Хотя, при наличии психических заболеваний предложенная последовательность не исключает,  а настоятельно рекомендует обращение к компетентному психиатру и медикаментозное лечение под его наблюдением.

Предлагать же данную книгу в качестве самоучителя по лечению своих собственных заболеваний - преступно! 

Это все равно как написать: "Ох, какую я вчера отличную книгу читал - ее написал крупный специалист, проф. медицины И.И. Иванов: "Проведение трепанации черепа"... - надо будет попробовать... И всем рекомендую заодно!"

----------


## Кунзанг Янгдзом

Самолечением вообще заниматься нельзя. Ни по книжкам , ни без них. :Big Grin: 
Но в дополнение к основному лечению у врача-специалиста, можно и в книгах много нужного почерпнуть.  Конечно, нужно к любой информации в книгах с позиции здравого смысла подходить .... :Roll Eyes (Sarcastic): ,

----------


## Ринчен Намгьял

Если лечить самому, например, депрессию, то можно, а о серьезных заболеваниях конечно речи нет: врач+Дхарма




> Получайте передачу


Мантры Мани, Будды Медицины и Тары можно и без передачи читать, хотя с передачей конечно намного лучше.

----------


## Тарас

Спасибо за ответы! Захотелось приобрести эту книгу. Только вот не знаю в Украине она продаётся или нет... Я из Харькова. У нас здесь есть большой книжный рынок, но я не уверен что там есть. Наверное лучше заказать по интернету...
Кто нибудь знает украинские интернет магазины где можно купить?? Или можно с Российского купить (ну чтобы в Украину выслали).

----------


## Сергей Муай

> Кто нибудь знает украинские интернет магазины где можно купить??


Сивупле

----------


## Eternal Jew

http://dharma.ru/details/297

220 руб.

Лама Сопа Ринпоче
Абсолютное исцеление.
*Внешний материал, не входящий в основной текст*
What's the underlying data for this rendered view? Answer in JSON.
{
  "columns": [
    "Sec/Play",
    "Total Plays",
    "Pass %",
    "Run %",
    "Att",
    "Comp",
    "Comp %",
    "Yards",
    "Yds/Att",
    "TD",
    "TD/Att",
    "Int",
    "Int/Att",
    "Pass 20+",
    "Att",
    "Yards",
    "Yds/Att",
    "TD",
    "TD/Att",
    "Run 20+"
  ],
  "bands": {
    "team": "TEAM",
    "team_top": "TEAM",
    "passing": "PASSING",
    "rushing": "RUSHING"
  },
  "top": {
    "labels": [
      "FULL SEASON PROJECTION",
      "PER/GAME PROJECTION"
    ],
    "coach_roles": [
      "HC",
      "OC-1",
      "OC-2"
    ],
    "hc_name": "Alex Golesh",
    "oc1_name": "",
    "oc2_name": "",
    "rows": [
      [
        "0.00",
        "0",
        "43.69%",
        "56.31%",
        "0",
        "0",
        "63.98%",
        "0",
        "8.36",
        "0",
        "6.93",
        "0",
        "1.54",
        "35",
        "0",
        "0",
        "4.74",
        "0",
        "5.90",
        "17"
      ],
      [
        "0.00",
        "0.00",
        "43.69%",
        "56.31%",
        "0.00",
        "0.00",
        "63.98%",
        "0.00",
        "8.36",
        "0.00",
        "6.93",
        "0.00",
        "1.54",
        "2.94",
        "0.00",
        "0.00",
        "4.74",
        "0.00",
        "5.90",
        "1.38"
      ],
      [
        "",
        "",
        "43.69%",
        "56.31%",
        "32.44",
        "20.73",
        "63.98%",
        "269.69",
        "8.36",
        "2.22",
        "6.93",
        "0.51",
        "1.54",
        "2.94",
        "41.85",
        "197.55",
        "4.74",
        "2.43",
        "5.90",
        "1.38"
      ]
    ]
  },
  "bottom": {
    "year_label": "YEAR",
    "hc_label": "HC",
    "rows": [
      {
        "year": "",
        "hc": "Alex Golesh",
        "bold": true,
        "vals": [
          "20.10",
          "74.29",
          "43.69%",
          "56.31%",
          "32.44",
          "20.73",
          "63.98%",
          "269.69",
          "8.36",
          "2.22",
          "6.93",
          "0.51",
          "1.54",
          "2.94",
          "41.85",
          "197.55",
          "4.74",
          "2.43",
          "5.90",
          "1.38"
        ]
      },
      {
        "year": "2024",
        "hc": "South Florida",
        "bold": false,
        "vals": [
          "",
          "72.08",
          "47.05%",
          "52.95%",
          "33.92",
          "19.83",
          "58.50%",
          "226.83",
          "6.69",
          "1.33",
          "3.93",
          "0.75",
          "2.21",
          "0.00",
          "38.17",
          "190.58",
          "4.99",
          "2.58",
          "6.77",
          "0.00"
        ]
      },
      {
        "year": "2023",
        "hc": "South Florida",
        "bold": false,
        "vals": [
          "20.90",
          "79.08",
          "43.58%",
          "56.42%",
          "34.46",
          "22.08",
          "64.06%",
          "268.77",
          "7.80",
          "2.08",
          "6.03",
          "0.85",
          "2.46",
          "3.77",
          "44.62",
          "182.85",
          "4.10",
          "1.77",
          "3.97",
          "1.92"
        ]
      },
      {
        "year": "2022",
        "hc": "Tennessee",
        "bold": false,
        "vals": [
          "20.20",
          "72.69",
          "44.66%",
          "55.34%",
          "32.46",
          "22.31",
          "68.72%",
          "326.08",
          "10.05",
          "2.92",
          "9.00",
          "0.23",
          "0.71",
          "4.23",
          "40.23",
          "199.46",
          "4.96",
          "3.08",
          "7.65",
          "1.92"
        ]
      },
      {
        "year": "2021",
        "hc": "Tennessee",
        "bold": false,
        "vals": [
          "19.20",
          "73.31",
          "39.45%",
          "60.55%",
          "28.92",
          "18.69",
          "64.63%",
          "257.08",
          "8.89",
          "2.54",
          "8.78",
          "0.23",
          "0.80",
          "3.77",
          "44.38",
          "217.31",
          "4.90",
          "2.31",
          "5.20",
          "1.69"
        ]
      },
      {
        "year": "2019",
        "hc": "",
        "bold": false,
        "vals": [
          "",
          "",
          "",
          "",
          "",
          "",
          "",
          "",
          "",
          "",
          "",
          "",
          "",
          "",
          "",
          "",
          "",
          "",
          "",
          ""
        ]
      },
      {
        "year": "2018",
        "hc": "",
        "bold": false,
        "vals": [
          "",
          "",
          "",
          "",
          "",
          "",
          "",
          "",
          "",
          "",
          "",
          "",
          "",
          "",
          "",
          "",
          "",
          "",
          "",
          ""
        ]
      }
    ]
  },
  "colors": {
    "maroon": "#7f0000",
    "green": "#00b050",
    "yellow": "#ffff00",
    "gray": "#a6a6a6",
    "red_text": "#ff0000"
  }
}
Духовное целительство в тибетском буддизме
Перевод с английского: А. Нариньяни
Серия: Самадхи
ISBN: 978-5-9743-0092-9

Болезни наши проявляются и переживаются на физическом плане, однако для того, чтобы выздороветь, необходимо понять, что подлинное исцеление берет свое начало в наших сердцах и умах. В своей книге "Абсолютное исцеление" всемирно известный мастер буддийской медитации Сопа Ринпоче помогает читателю понять, в чем кроется корень всех наших телесных и физических недугов, и вручает ему весь необходимый инструментарий, воспользовавшись которым каждый сможет обеспечить себе счастье и здоровье в будущем. Знакомя нас с историями людей, исцелившихся с помощью медитации, Ринпоче детально рассматривает причинно-следственный закон кармы и процесс ментального обозначения, играющие ключевую роль в возникновении заболеваний, демонстрируя то, как медитация и другие техники развития мудрости и сострадания способны полностью устранить первопричину всех болезней.
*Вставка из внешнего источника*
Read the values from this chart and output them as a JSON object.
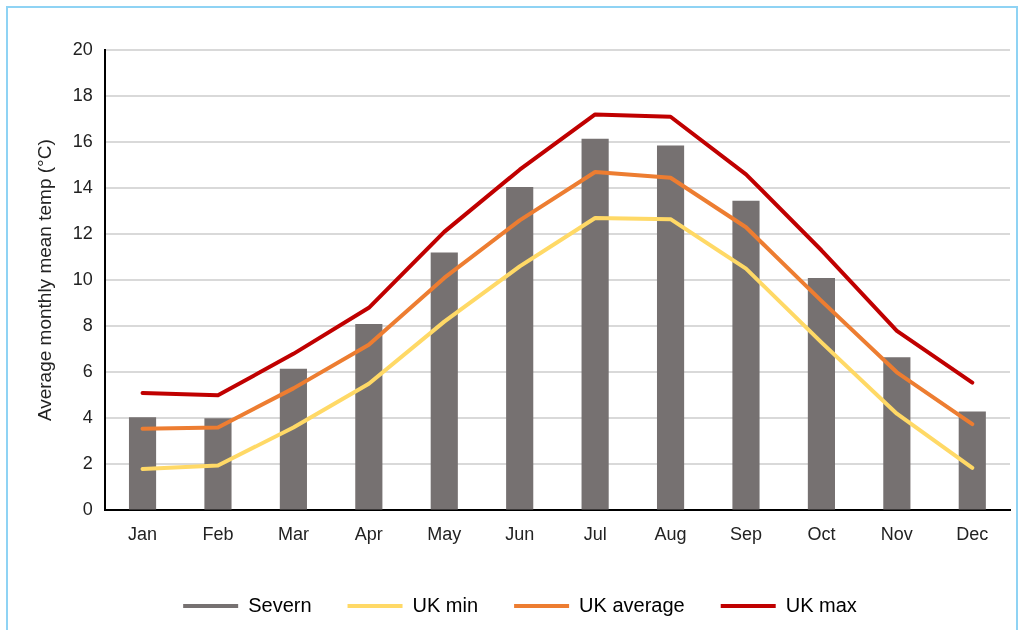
{
  "chart_data": {
    "type": "bar",
    "ylabel": "Average monthly mean temp (°C)",
    "categories": [
      "Jan",
      "Feb",
      "Mar",
      "Apr",
      "May",
      "Jun",
      "Jul",
      "Aug",
      "Sep",
      "Oct",
      "Nov",
      "Dec"
    ],
    "series": [
      {
        "name": "Severn",
        "color": "#767171",
        "values": [
          4.05,
          4.0,
          6.15,
          8.1,
          11.2,
          14.05,
          16.15,
          15.85,
          13.45,
          10.1,
          6.65,
          4.3
        ]
      },
      {
        "name": "UK min",
        "type": "line",
        "color": "#ffd966",
        "values": [
          1.8,
          1.95,
          3.6,
          5.5,
          8.2,
          10.6,
          12.7,
          12.65,
          10.5,
          7.3,
          4.2,
          1.85
        ]
      },
      {
        "name": "UK average",
        "type": "line",
        "color": "#ed7d31",
        "values": [
          3.55,
          3.6,
          5.3,
          7.2,
          10.1,
          12.6,
          14.7,
          14.45,
          12.3,
          9.1,
          6.0,
          3.75
        ]
      },
      {
        "name": "UK max",
        "type": "line",
        "color": "#c00000",
        "values": [
          5.1,
          5.0,
          6.8,
          8.8,
          12.1,
          14.8,
          17.2,
          17.1,
          14.6,
          11.3,
          7.8,
          5.55
        ]
      }
    ],
    "ylim": [
      0,
      20
    ],
    "yticks": [
      0,
      2,
      4,
      6,
      8,
      10,
      12,
      14,
      16,
      18,
      20
    ],
    "grid": "y",
    "legend": "bottom",
    "marker": "none"
  }
}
Во второй части книги содержится подробное описание различных целительских практик тибетской буддийской традиции, приводятся исцеляющие мантры и молитвы, а также иные медитативные техники, способные подарить нам здоровье и долголетие. Среди них вы найдете очистительные медитации, метод работы с депрессивными состояними сознания и продлевающий жизнь ритуал освобождения животных от неминуемой смерти.
М., Открытый мир, 2007
84 x 108 1/32, 3000 экз., 384 стр., твердый переплет

----------


## Eternal Jew

А по хорошему, если Вы хотите понять, ПОЧЕМУ возникают все наши болезни и их корни - омрачения, т.е. чтобы ДЕЙСТВИТЕЛЬНО разобраться со своим собственным умом, нужно формировать у себя правильное буддйское воззрение: тогда даже "открытые" мантры будут работать... Лучшее из литературы, что могу посоветовать, это:

http://dharma.ru/details/274
Патрул Ринпоче
Слова моего несравненного Учителя

http://dharma.ru/details/290
Чокьи Нима Ринпоче
Путеводитель по жизни и смерти

http://dharma.ru/details/294
Чже Цонкапа
Большое руководство к этапам пути Пробуждения (в двух томах)

----------


## Liza Lyolina

> Спасибо за ответы! Захотелось приобрести эту книгу. Только вот не знаю в Украине она продаётся или нет... Я из Харькова. У нас здесь есть большой книжный рынок, но я не уверен что там есть. Наверное лучше заказать по интернету...
> Кто нибудь знает украинские интернет магазины где можно купить?? Или можно с Российского купить (ну чтобы в Украину выслали).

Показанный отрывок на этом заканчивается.